4. Don’t forget to protect your stems
You might be in the habit of rubbing SPF on your face and upper body every day, but many women fail to grease up their exposed legs, which ups their risk for painful sunburn and skin cancer, says Lara Hudson, a certified fitness expert and star of the 10 Minute Solution: Tighten & Tone Pilates DVD.
Research shows the lower leg is one of the most common areas where women develop skin cancer, she says, so be vigilant about wearing sunscreen on every exposed skin cell. Other commonly missed spots include the ears, scalp, and backs of your neck and legs.
5. Reverse your training order
Training for a triathlon? Switch up the order of activities based on when you’ll be warmest. For example, if you’re heading out later in the day, starting with a swim will help keep you cool during cycling and running. For morning sessions, start with running and biking so that you’ll end up in the water later, when it’s much hotter.
“Even if you aren’t hitting the triathlon circuit, this well-rounded routine gives you a great full-body blast,” says Laura Tarbell, a certified personal trainer and owner of Tarbell Pilates.
If you want to give this type of training a try, aim to run (or power walk) for 20 minutes, cycle for 30 minutes, and then swim for 5 to 10 minutes to wrap up your workout. “The variety in this routine sparks your metabolism, and you can stay in the water to cool off for as long as you like after a hot run and bike ride,” Tarbell says.
6. Keep salty snacks on hand
In warmer temps, salt depletion can contribute to heat exhaustion, especially when we rehydrate, but don’t replace the salt lost through sweat, says Peggy Hall, a nutritional therapist and wellness expert. “Sodium and potassium are the main minerals that make up electrolytes, which regulate fluid balance. We lose electrolytes when we sweat, so they need to be replaced by drinking fluids and eating foods rich in these minerals,” Hall says.
One ounce of olives, salted nuts, or pumpkin seeds are all great options to quickly replenish your sodium levels, but the best power snack combines sodium and potassium, Hall says. Try one cup of lowfat plain yogurt (172 milligrams sodium, 573 milligrams potassium) topped with one ounce of pumpkin seeds or a banana (422 milligrams potassium) with a handful of salted nuts (87 milligrams sodium per ounce).
7. Preplan your route
Planning your running route before you head out the door is always a good idea for safety and training tracking, but it will also help you plot crucial water refills, says Liz Neporent, a board member for the American Council on Exercise and coauthor of The Thin in 10 Weight-Loss Plan. There’s even an app to help — Neporent uses Map My Run to pinpoint crucial watering holes along her route before she hits the pavement.
8. Practice precooling
Take a cold shower or drink an icy beverage just before your workout to combat the debilitating effects of high heat and maybe even boost your performance. A recent review of similar precooling methods found that they clearly improved athletes’ performance in a laboratory setting, suggesting that these techniques could be beneficial for outdoor exercisers in hot environmental conditions.

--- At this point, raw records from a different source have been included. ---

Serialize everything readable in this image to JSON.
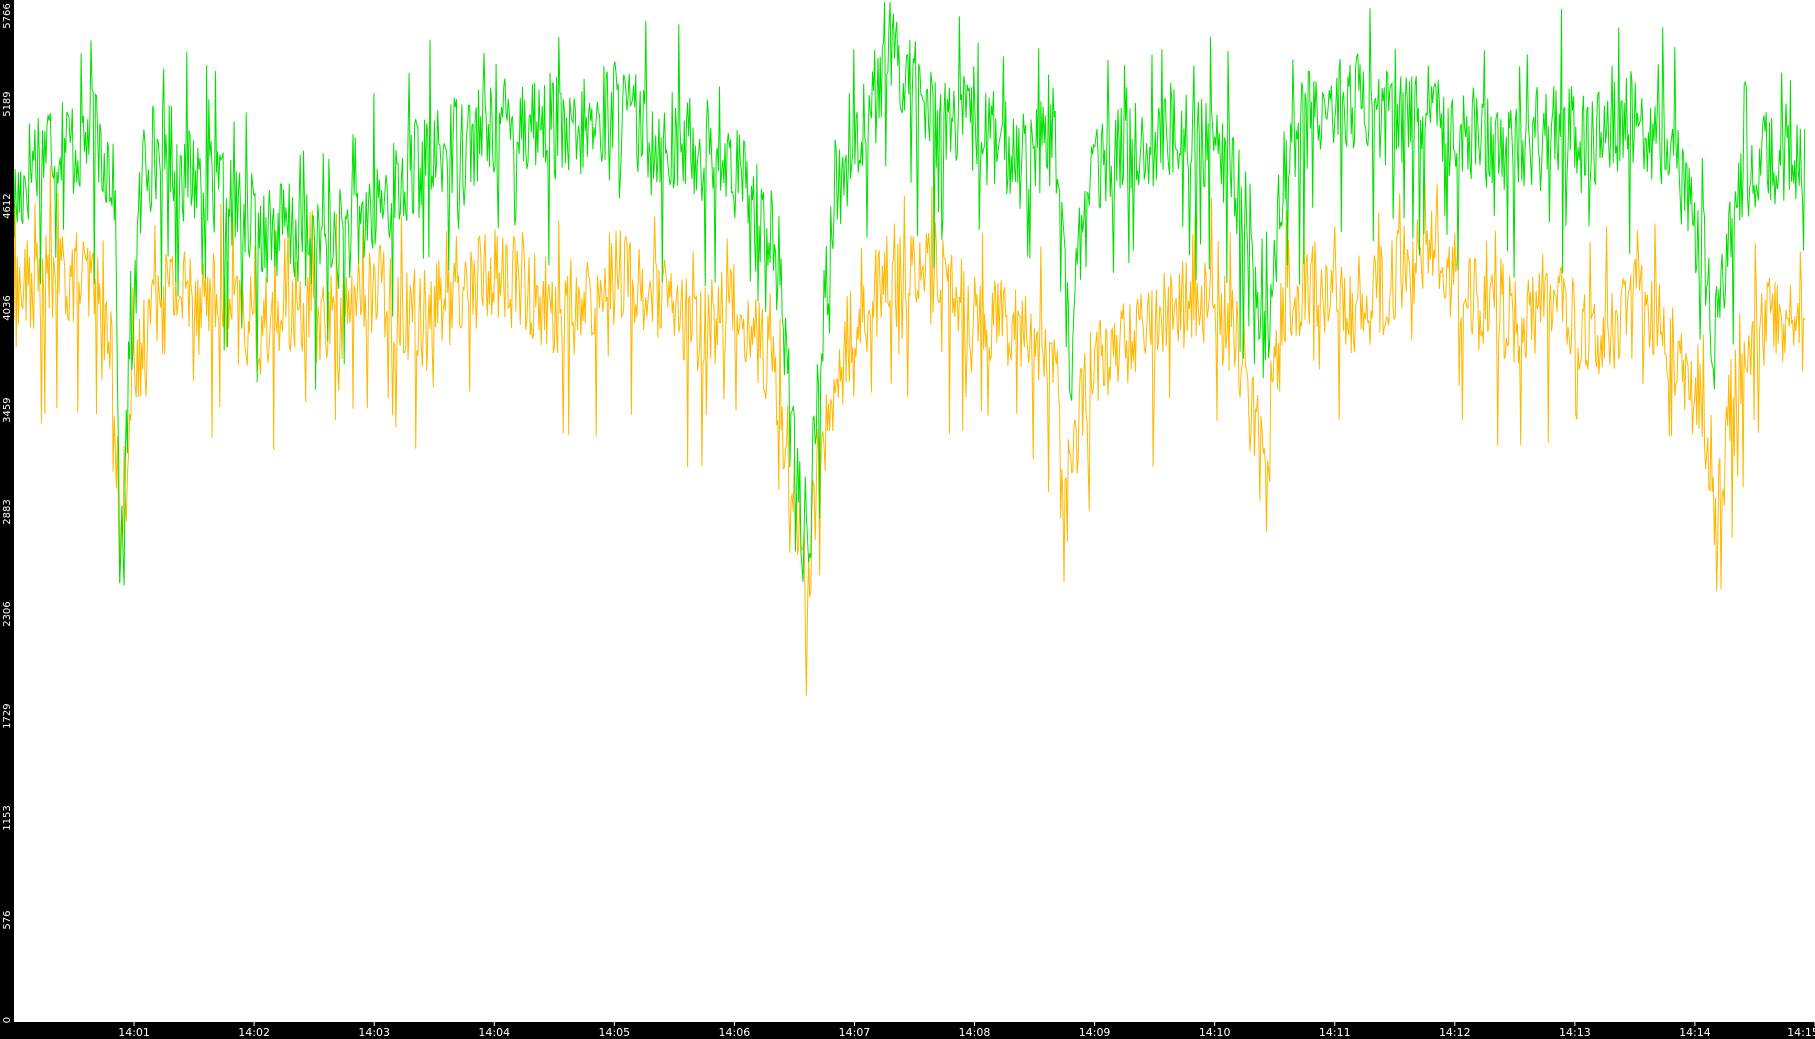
{
  "chart_data": {
    "type": "line",
    "title": "",
    "xlabel": "",
    "ylabel": "",
    "ylim": [
      0,
      5766
    ],
    "yticks": [
      "0",
      "576",
      "1153",
      "1729",
      "2306",
      "2883",
      "3459",
      "4036",
      "4612",
      "5189",
      "5766"
    ],
    "xticks": [
      "14:01",
      "14:02",
      "14:03",
      "14:04",
      "14:05",
      "14:06",
      "14:07",
      "14:08",
      "14:09",
      "14:10",
      "14:11",
      "14:12",
      "14:13",
      "14:14",
      "14:15"
    ],
    "xlim": [
      "14:00",
      "14:15"
    ],
    "grid": false,
    "legend": "none",
    "colors": {
      "background": "#ffffff",
      "axis": "#000000",
      "tick_text": "#ffffff"
    },
    "series": [
      {
        "color": "#00e000",
        "anchors": [
          [
            "14:00",
            4600
          ],
          [
            "14:00:10",
            4900
          ],
          [
            "14:00:20",
            5000
          ],
          [
            "14:00:30",
            4950
          ],
          [
            "14:00:40",
            5050
          ],
          [
            "14:00:50",
            4800
          ],
          [
            "14:00:53",
            2600
          ],
          [
            "14:00:55",
            2700
          ],
          [
            "14:00:57",
            3600
          ],
          [
            "14:01:05",
            4900
          ],
          [
            "14:01:20",
            4900
          ],
          [
            "14:01:40",
            4700
          ],
          [
            "14:02:00",
            4500
          ],
          [
            "14:02:20",
            4450
          ],
          [
            "14:02:40",
            4400
          ],
          [
            "14:03:00",
            4600
          ],
          [
            "14:03:20",
            4800
          ],
          [
            "14:03:40",
            4950
          ],
          [
            "14:04:00",
            5050
          ],
          [
            "14:04:20",
            5100
          ],
          [
            "14:04:40",
            4950
          ],
          [
            "14:05:00",
            5150
          ],
          [
            "14:05:20",
            5000
          ],
          [
            "14:05:40",
            4950
          ],
          [
            "14:06:00",
            4800
          ],
          [
            "14:06:20",
            4400
          ],
          [
            "14:06:30",
            3300
          ],
          [
            "14:06:36",
            2400
          ],
          [
            "14:06:40",
            3300
          ],
          [
            "14:06:50",
            4700
          ],
          [
            "14:07:00",
            5000
          ],
          [
            "14:07:20",
            5450
          ],
          [
            "14:07:40",
            5100
          ],
          [
            "14:08:00",
            5050
          ],
          [
            "14:08:20",
            4900
          ],
          [
            "14:08:40",
            4950
          ],
          [
            "14:08:48",
            3700
          ],
          [
            "14:08:55",
            4700
          ],
          [
            "14:09:10",
            4900
          ],
          [
            "14:09:30",
            5000
          ],
          [
            "14:09:50",
            5050
          ],
          [
            "14:10:10",
            4800
          ],
          [
            "14:10:25",
            3800
          ],
          [
            "14:10:35",
            4900
          ],
          [
            "14:10:50",
            5150
          ],
          [
            "14:11:10",
            5200
          ],
          [
            "14:11:30",
            5100
          ],
          [
            "14:11:50",
            5150
          ],
          [
            "14:12:10",
            5000
          ],
          [
            "14:12:30",
            4950
          ],
          [
            "14:12:50",
            5050
          ],
          [
            "14:13:10",
            5000
          ],
          [
            "14:13:30",
            5100
          ],
          [
            "14:13:50",
            4900
          ],
          [
            "14:14:05",
            4300
          ],
          [
            "14:14:10",
            3800
          ],
          [
            "14:14:20",
            4700
          ],
          [
            "14:14:40",
            4900
          ],
          [
            "14:14:55",
            4800
          ]
        ],
        "amplitude": 320
      },
      {
        "color": "#ffb800",
        "anchors": [
          [
            "14:00",
            4100
          ],
          [
            "14:00:20",
            4250
          ],
          [
            "14:00:40",
            4150
          ],
          [
            "14:00:50",
            3700
          ],
          [
            "14:00:53",
            2600
          ],
          [
            "14:00:57",
            3400
          ],
          [
            "14:01:10",
            4150
          ],
          [
            "14:01:40",
            4100
          ],
          [
            "14:02:00",
            3900
          ],
          [
            "14:02:20",
            4050
          ],
          [
            "14:02:40",
            3950
          ],
          [
            "14:03:00",
            4150
          ],
          [
            "14:03:20",
            4000
          ],
          [
            "14:03:40",
            4100
          ],
          [
            "14:04:00",
            4250
          ],
          [
            "14:04:20",
            4100
          ],
          [
            "14:04:40",
            3950
          ],
          [
            "14:05:00",
            4250
          ],
          [
            "14:05:20",
            4100
          ],
          [
            "14:05:40",
            3900
          ],
          [
            "14:06:00",
            4050
          ],
          [
            "14:06:20",
            3700
          ],
          [
            "14:06:30",
            3000
          ],
          [
            "14:06:36",
            2450
          ],
          [
            "14:06:45",
            3300
          ],
          [
            "14:07:00",
            3950
          ],
          [
            "14:07:20",
            4250
          ],
          [
            "14:07:40",
            4200
          ],
          [
            "14:08:00",
            4000
          ],
          [
            "14:08:20",
            4000
          ],
          [
            "14:08:40",
            3700
          ],
          [
            "14:08:48",
            3000
          ],
          [
            "14:08:55",
            3600
          ],
          [
            "14:09:10",
            3800
          ],
          [
            "14:09:30",
            3950
          ],
          [
            "14:09:50",
            4100
          ],
          [
            "14:10:10",
            3900
          ],
          [
            "14:10:25",
            3200
          ],
          [
            "14:10:35",
            4100
          ],
          [
            "14:10:50",
            4150
          ],
          [
            "14:11:10",
            4000
          ],
          [
            "14:11:30",
            4200
          ],
          [
            "14:11:50",
            4350
          ],
          [
            "14:12:10",
            4050
          ],
          [
            "14:12:30",
            3950
          ],
          [
            "14:12:50",
            4050
          ],
          [
            "14:13:10",
            3800
          ],
          [
            "14:13:30",
            4100
          ],
          [
            "14:13:50",
            3800
          ],
          [
            "14:14:05",
            3400
          ],
          [
            "14:14:10",
            2700
          ],
          [
            "14:14:20",
            3700
          ],
          [
            "14:14:40",
            4000
          ],
          [
            "14:14:55",
            3900
          ]
        ],
        "amplitude": 300
      }
    ]
  }
}
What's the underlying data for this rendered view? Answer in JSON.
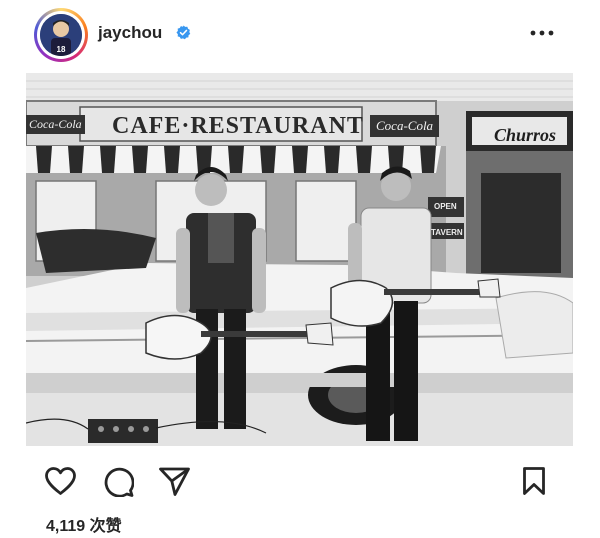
{
  "post": {
    "username": "jaychou",
    "verified_icon": "verified-badge-icon",
    "more_icon": "more-options-icon",
    "avatar_jersey_number": "18"
  },
  "photo": {
    "signs": {
      "main": "CAFE·RESTAURANT",
      "cola_left": "Coca-Cola",
      "cola_right": "Coca-Cola",
      "churros": "Churros",
      "open": "OPEN",
      "tavern": "TAVERN"
    }
  },
  "actions": {
    "like_icon": "heart-icon",
    "comment_icon": "comment-icon",
    "share_icon": "send-icon",
    "save_icon": "bookmark-icon"
  },
  "likes": {
    "text": "4,119 次赞"
  },
  "colors": {
    "verified_blue": "#3897f0",
    "text": "#262626",
    "ring_gradient": [
      "#feda75",
      "#fa7e1e",
      "#d62976",
      "#962fbf",
      "#4f5bd5"
    ]
  }
}
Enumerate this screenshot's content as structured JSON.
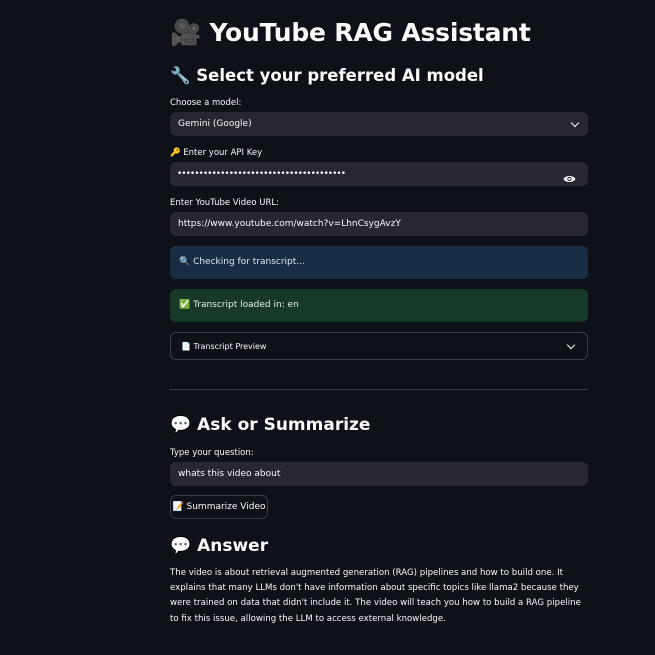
{
  "header": {
    "icon": "🎥",
    "title": "YouTube RAG Assistant"
  },
  "model_section": {
    "icon": "🔧",
    "heading": "Select your preferred AI model",
    "model_label": "Choose a model:",
    "model_value": "Gemini (Google)",
    "api_key_label": "🔑 Enter your API Key",
    "api_key_masked": "•••••••••••••••••••••••••••••••••••••••",
    "url_label": "Enter YouTube Video URL:",
    "url_value": "https://www.youtube.com/watch?v=LhnCsygAvzY"
  },
  "status": {
    "checking": "🔍 Checking for transcript...",
    "loaded": "✅ Transcript loaded in: en",
    "preview_label": "📄 Transcript Preview"
  },
  "ask_section": {
    "icon": "💬",
    "heading": "Ask or Summarize",
    "question_label": "Type your question:",
    "question_value": "whats this video about",
    "summarize_button": "📝 Summarize Video"
  },
  "answer_section": {
    "icon": "💬",
    "heading": "Answer",
    "text": "The video is about retrieval augmented generation (RAG) pipelines and how to build one. It explains that many LLMs don't have information about specific topics like llama2 because they were trained on data that didn't include it. The video will teach you how to build a RAG pipeline to fix this issue, allowing the LLM to access external knowledge."
  },
  "colors": {
    "background": "#0e1117",
    "input_bg": "#262730",
    "info_bg": "#172d43",
    "success_bg": "#173928",
    "border": "#3a3d47",
    "text": "#fafafa"
  }
}
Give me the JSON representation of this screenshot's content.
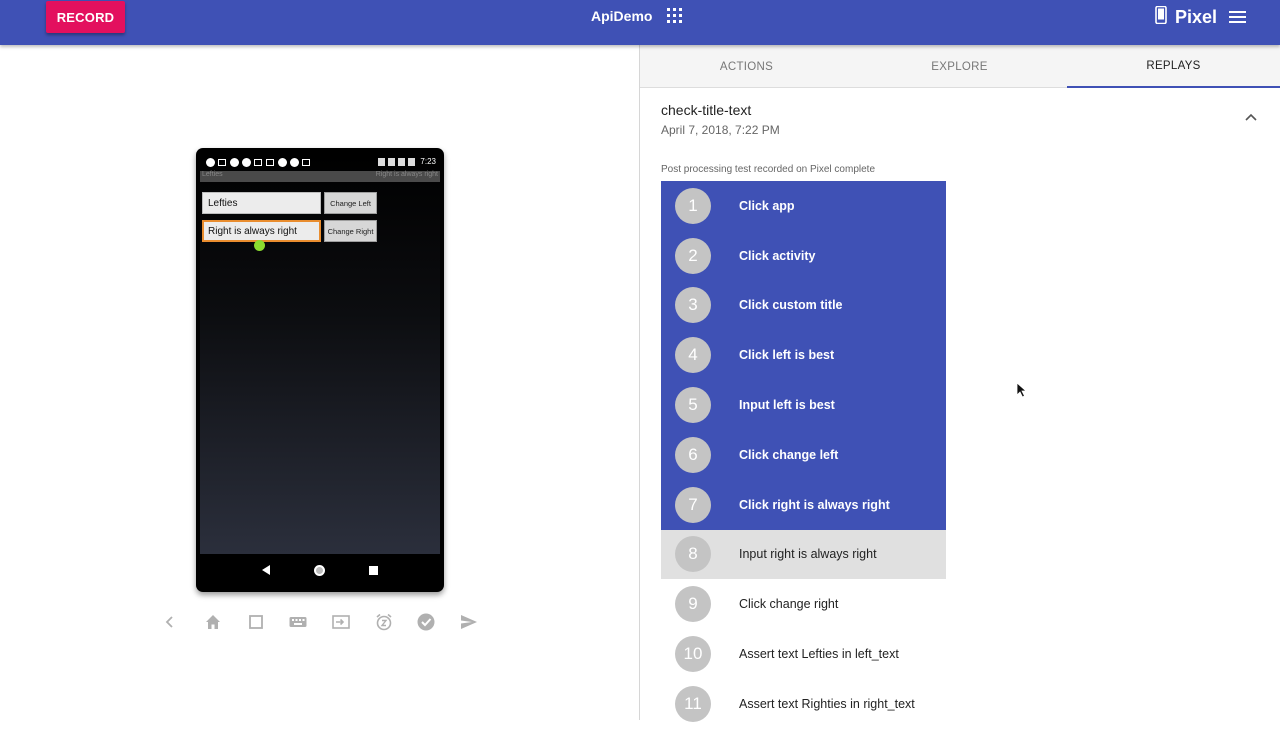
{
  "header": {
    "record_label": "RECORD",
    "app_name": "ApiDemo",
    "device_name": "Pixel",
    "accent_color": "#3f51b5",
    "record_color": "#e3105e"
  },
  "phone": {
    "status_time": "7:23",
    "title_left": "Lefties",
    "title_right": "Right is always right",
    "left_field_value": "Lefties",
    "right_field_value": "Right is always right",
    "change_left_label": "Change Left",
    "change_right_label": "Change Right"
  },
  "device_toolbar": {
    "icons": [
      "chevron-left-icon",
      "home-icon",
      "square-icon",
      "keyboard-icon",
      "input-icon",
      "alarm-icon",
      "check-circle-icon",
      "send-icon"
    ]
  },
  "tabs": [
    {
      "label": "ACTIONS"
    },
    {
      "label": "EXPLORE"
    },
    {
      "label": "REPLAYS"
    }
  ],
  "replay": {
    "name": "check-title-text",
    "date": "April 7, 2018, 7:22 PM",
    "note": "Post processing test recorded on Pixel complete",
    "steps": [
      {
        "num": "1",
        "label": "Click app",
        "state": "done"
      },
      {
        "num": "2",
        "label": "Click activity",
        "state": "done"
      },
      {
        "num": "3",
        "label": "Click custom title",
        "state": "done"
      },
      {
        "num": "4",
        "label": "Click left is best",
        "state": "done"
      },
      {
        "num": "5",
        "label": "Input left is best",
        "state": "done"
      },
      {
        "num": "6",
        "label": "Click change left",
        "state": "done"
      },
      {
        "num": "7",
        "label": "Click right is always right",
        "state": "done"
      },
      {
        "num": "8",
        "label": "Input right is always right",
        "state": "current"
      },
      {
        "num": "9",
        "label": "Click change right",
        "state": "pending"
      },
      {
        "num": "10",
        "label": "Assert text Lefties in left_text",
        "state": "pending"
      },
      {
        "num": "11",
        "label": "Assert text Righties in right_text",
        "state": "pending"
      }
    ]
  }
}
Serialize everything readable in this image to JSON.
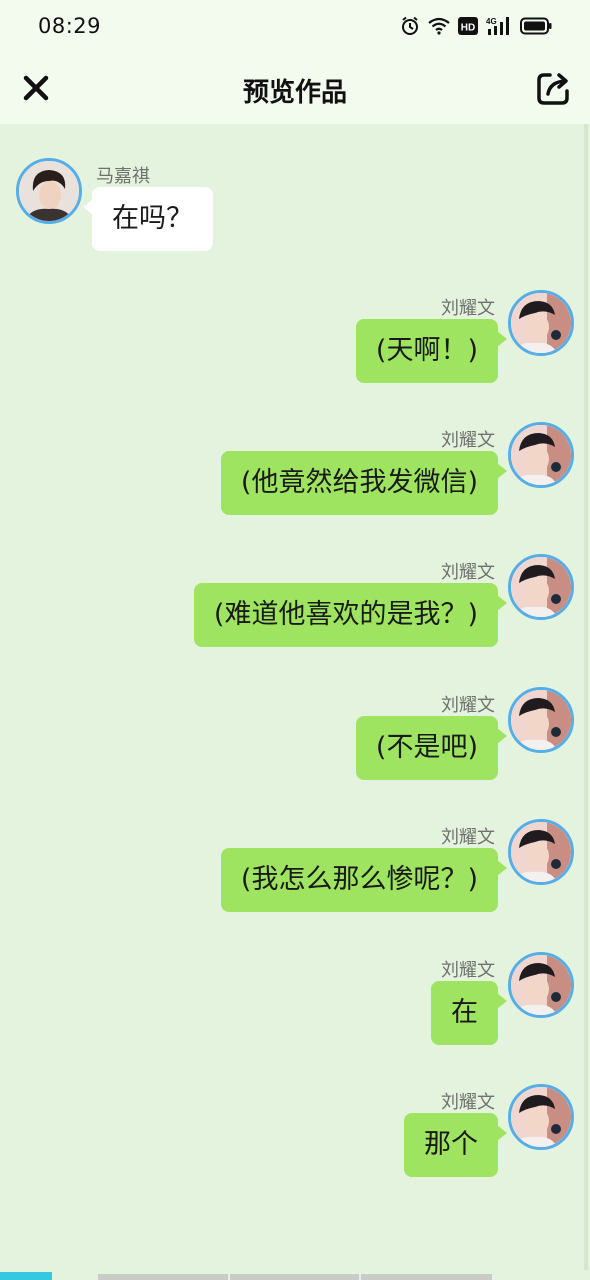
{
  "status_bar": {
    "time": "08:29",
    "icons": [
      "alarm-icon",
      "wifi-icon",
      "hd-icon",
      "4g-signal-icon",
      "battery-icon"
    ]
  },
  "nav": {
    "title": "预览作品",
    "close_icon": "close-icon",
    "share_icon": "share-icon"
  },
  "colors": {
    "page_bg": "#e4f3dd",
    "header_bg": "#f3fbef",
    "bubble_right": "#9fe460",
    "bubble_left": "#ffffff",
    "avatar_ring": "#55aee8",
    "progress_active": "#33c9e0"
  },
  "messages": [
    {
      "side": "left",
      "sender": "马嘉祺",
      "text": "在吗？"
    },
    {
      "side": "right",
      "sender": "刘耀文",
      "text": "(天啊！)"
    },
    {
      "side": "right",
      "sender": "刘耀文",
      "text": "(他竟然给我发微信)"
    },
    {
      "side": "right",
      "sender": "刘耀文",
      "text": "(难道他喜欢的是我？)"
    },
    {
      "side": "right",
      "sender": "刘耀文",
      "text": "(不是吧)"
    },
    {
      "side": "right",
      "sender": "刘耀文",
      "text": "(我怎么那么惨呢？)"
    },
    {
      "side": "right",
      "sender": "刘耀文",
      "text": "在"
    },
    {
      "side": "right",
      "sender": "刘耀文",
      "text": "那个"
    }
  ]
}
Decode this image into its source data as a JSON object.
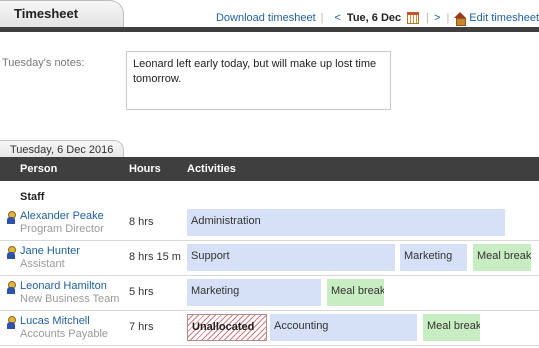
{
  "header": {
    "title": "Timesheet",
    "download_label": "Download timesheet",
    "prev_label": "<",
    "current_date": "Tue, 6 Dec",
    "next_label": ">",
    "edit_label": "Edit timesheet"
  },
  "notes": {
    "label": "Tuesday's notes:",
    "text": "Leonard left early today, but will make up lost time tomorrow."
  },
  "day_tab": "Tuesday, 6 Dec 2016",
  "table": {
    "columns": [
      "Person",
      "Hours",
      "Activities"
    ],
    "section": "Staff",
    "rows": [
      {
        "name": "Alexander Peake",
        "role": "Program Director",
        "hours": "8 hrs",
        "activities": [
          {
            "label": "Administration",
            "type": "blue"
          }
        ]
      },
      {
        "name": "Jane Hunter",
        "role": "Assistant",
        "hours": "8 hrs 15 m",
        "activities": [
          {
            "label": "Support",
            "type": "blue"
          },
          {
            "label": "Marketing",
            "type": "blue"
          },
          {
            "label": "Meal break",
            "type": "green"
          }
        ]
      },
      {
        "name": "Leonard Hamilton",
        "role": "New Business Team",
        "hours": "5 hrs",
        "activities": [
          {
            "label": "Marketing",
            "type": "blue"
          },
          {
            "label": "Meal break",
            "type": "green"
          }
        ]
      },
      {
        "name": "Lucas Mitchell",
        "role": "Accounts Payable",
        "hours": "7 hrs",
        "activities": [
          {
            "label": "Unallocated",
            "type": "unalloc"
          },
          {
            "label": "Accounting",
            "type": "blue"
          },
          {
            "label": "Meal break",
            "type": "green"
          }
        ]
      }
    ]
  },
  "colors": {
    "activity_blue": "#d6e1f7",
    "activity_green": "#c9edc2",
    "header_bar": "#3f3f3f",
    "link": "#1f5f9e"
  },
  "icons": [
    "calendar-icon",
    "home-icon",
    "person-icon"
  ]
}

For endurance athletes in especially steamy climates, exercise physiologist Tom Holland, an ultramarathon runner and author of Beat the Gym, suggests cooling devices (like this Nike Precool Vest that was engineered for the Beijing Olympics). “Professional Ironman triathletes have begun wearing one latex glove (like this CoreControl Cooling Glove) filled with ice to keep their core temperatures down during the run,” he says.
9. Listen to your body
Even if you take the utmost precaution, you may still be at risk for overheating, so don’t forget to listen to your body. If you begin to feel confused, dizzy, nauseous, cold and clammy, or have trouble breathing, stop immediately and rest, says Kim Truman, a certified personal trainer and outdoor athletic coach. Always carry your cell phone with you (in case you need to call for help or a ride home), as heat exhaustion and heatstroke can sneak up on you very quickly, she says.